Qualcuno già scommette che stia per saltare subito e che il simpatico bostoniano sia stato utile solo alle volpi dell’insider trading, da sempre molto informate sulla società giallorossa. Vedremo, come Gianni Mura definiva Bugno. Quello che è certo è che il possibile arrivo degli ‘americani’ ha evidenziato alcuni nervi scoperti della nostra politica sportiva. Prima di tutto quello del proprietario straniero: che al di là della sua affidabilità imprenditoriale è di sicuro un soggetto incontrollabile dai vari poteri presenti in una metropoli. Facile tenere al guinzaglio un Dino Viola senza grandi capitali propri, un Ciarrapico che tutto doveva alla politica e una famiglia Sensi stra-indebitata, ma con il metaforico sceicco il giochino riuscirebbe più difficile.
Il secondo nervo scoperto è quello della ‘romanità’ della squadra, un bel vantaggio come marketing ma per altri versi una zavorra: la Roma, dieci volte più della Lazio (tale è la proporzione fra le tifoserie in città) è considerata dalla politica e dall’imprenditoria che gravita nell’orbita della capitale come un mezzo per ottenere visibilità a costo zero, scaricando i costi sulla collettività (comode rateazioni fiscali, affitti a prezzi di favore) o su banche che non possono dire di no.
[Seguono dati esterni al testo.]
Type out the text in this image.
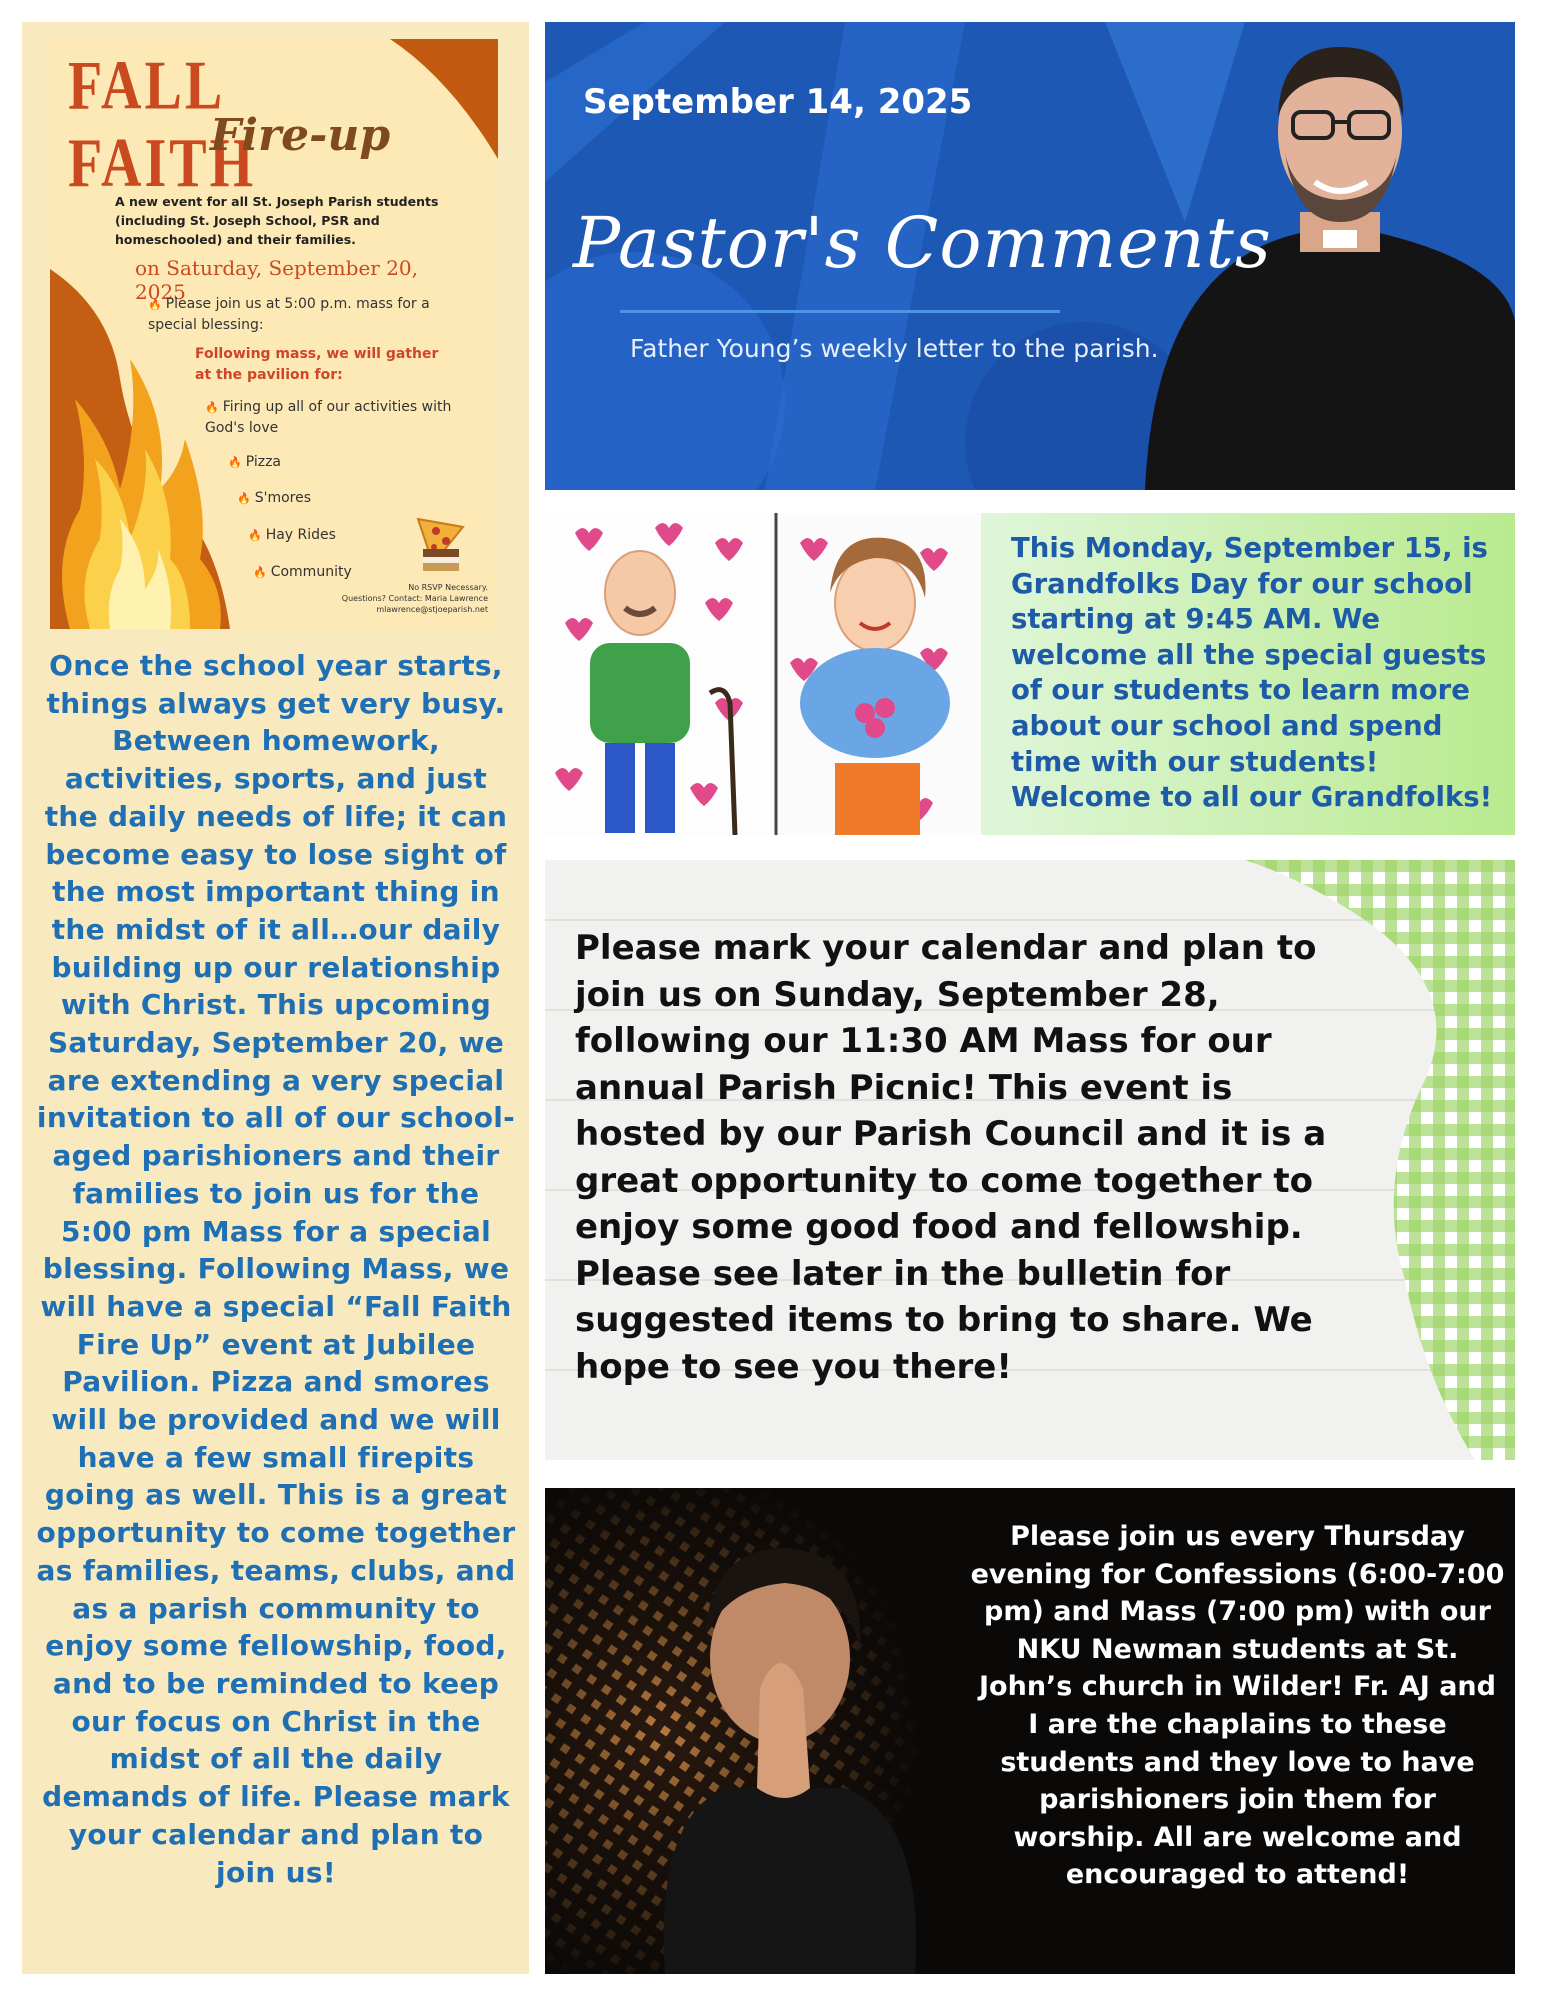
FALL FAITH
Fire-up
A new event for all St. Joseph Parish students (including St. Joseph School, PSR and homeschooled) and their families.
on Saturday, September 20, 2025
🔥 Please join us at 5:00 p.m. mass for a special blessing:
Following mass, we will gather at the pavilion for:
🔥 Firing up all of our activities with God's love
🔥 Pizza
🔥 S'mores
🔥 Hay Rides
🔥 Community
No RSVP Necessary.
Questions? Contact: Maria Lawrence
mlawrence@stjoeparish.net
Once the school year starts, things always get very busy. Between homework, activities, sports, and just the daily needs of life; it can become easy to lose sight of the most important thing in the midst of it all…our daily building up our relationship with Christ. This upcoming Saturday, September 20, we are extending a very special invitation to all of our school-aged parishioners and their families to join us for the 5:00 pm Mass for a special blessing. Following Mass, we will have a special “Fall Faith Fire Up” event at Jubilee Pavilion. Pizza and smores will be provided and we will have a few small firepits going as well. This is a great opportunity to come together as families, teams, clubs, and as a parish community to enjoy some fellowship, food, and to be reminded to keep our focus on Christ in the midst of all the daily demands of life. Please mark your calendar and plan to join us!
September 14, 2025
Pastor's Comments
Father Young’s weekly letter to the parish.
This Monday, September 15, is Grandfolks Day for our school starting at 9:45 AM. We welcome all the special guests of our students to learn more about our school and spend time with our students! Welcome to all our Grandfolks!
Please mark your calendar and plan to join us on Sunday, September 28, following our 11:30 AM Mass for our annual Parish Picnic! This event is hosted by our Parish Council and it is a great opportunity to come together to enjoy some good food and fellowship. Please see later in the bulletin for suggested items to bring to share. We hope to see you there!
Please join us every Thursday evening for Confessions (6:00-7:00 pm) and Mass (7:00 pm) with our NKU Newman students at St. John’s church in Wilder! Fr. AJ and I are the chaplains to these students and they love to have parishioners join them for worship. All are welcome and encouraged to attend!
Non si tratta solo delle migliaia di biglietti omaggio, problema che non a caso Dibenedetto ha già sollevato, che rappresentano quasi uno status visto che i beneficiari non sono in genere mendicanti, ma di una sorta di tutela che impedisce progetti ad ampio respiro.
Fra questi il mitico stadio di proprietà, la cui sola ipotesi ha fatto imbizzarrire il presidente del CONI Petrucci che con toni degni di miglior causa (”Dibenedetto rispetti la storia dell’Olimpico”) ha ribadito però quello che tutti pensano: in Italia non c’è bisogno di nuovi stadi, tanto meno se costruiti facendosi regalare superfici commerciali o edificabilità dei terreni. Quello che è certo è che non sarà facile per la Roma liberarsi della tutela della politica in senso ampio (solo qui si ascoltano deputati di sinistra difendere delinquenti di estrema destra), conscia del fatto che portare in piazza tremila sfaccendati nella capitale d’Italia ha un peso diverso che farlo a Napoli o a Milano.